Sur les cartes de l'Edo kiriezu, pour chaque quartier, le blanc symbolise les secteurs dépendant des clans guerriers, le rouge celui des les temples et sanctuaires, le gris les secteurs marchands.

La ville se caractérise par une forte présence de la classe guerrière, samourais et daimyō, les grands seigneurs féodaux. Implantés sur près de 70 % de la superficie totale de la ville, les secteurs dévolus aux clans guerriers sont cependant moins densément peuplés que les secteurs commerçants, qui n'occupent quant à eux que 15 % de la surface urbaine. Quant aux circulations, rues, places et ponts, ils sont représentés en jaune, les cours d’eau en bleu et les parties végétalisées (terrains d'équitations, rives et bois) en vert.

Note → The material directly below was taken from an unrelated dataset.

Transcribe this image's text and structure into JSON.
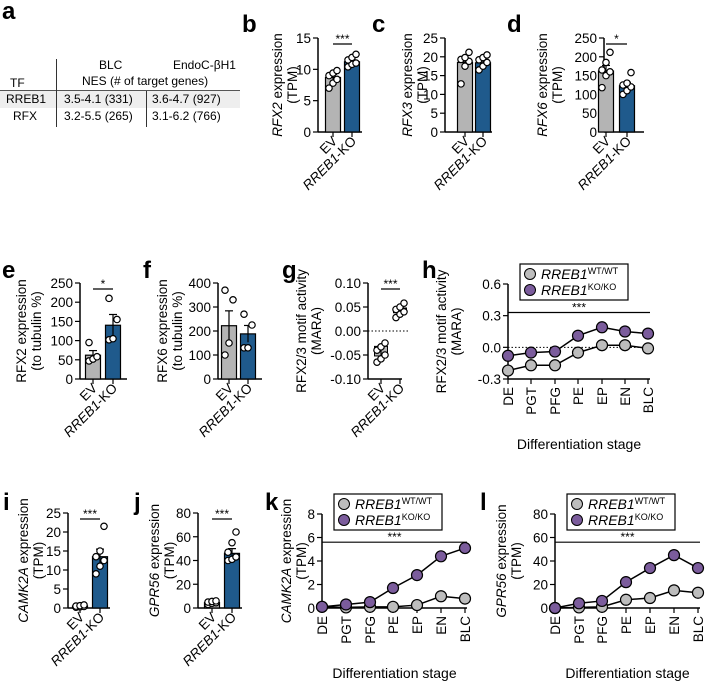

Au centre de la ville, les secteurs ont tendance à constituer de vastes ensembles continus, alors que dans les secteurs périphériques, les différents types de sols se jouxtent de façon plus fragmentée. Le réseau dense des canaux visible sur plusieurs cartes rappelle que la ville s’est étendue sur de nombreuses terrains, îles ou presqu'îles artificiels : à l'issue des nombreux chantiers lancés par le shogunat, Edo compte à la fin de la période du même nom 210 hectares supplémentaires gagnés sur la mer. Dans les décennies suivantes, le paysage côtier de la capitale tend à se figer, phénomène contrastant avec l’importance croissante de Yokohama, ville voisine, choisie par le shogunat pour accueillir les navires de commerce étrangers.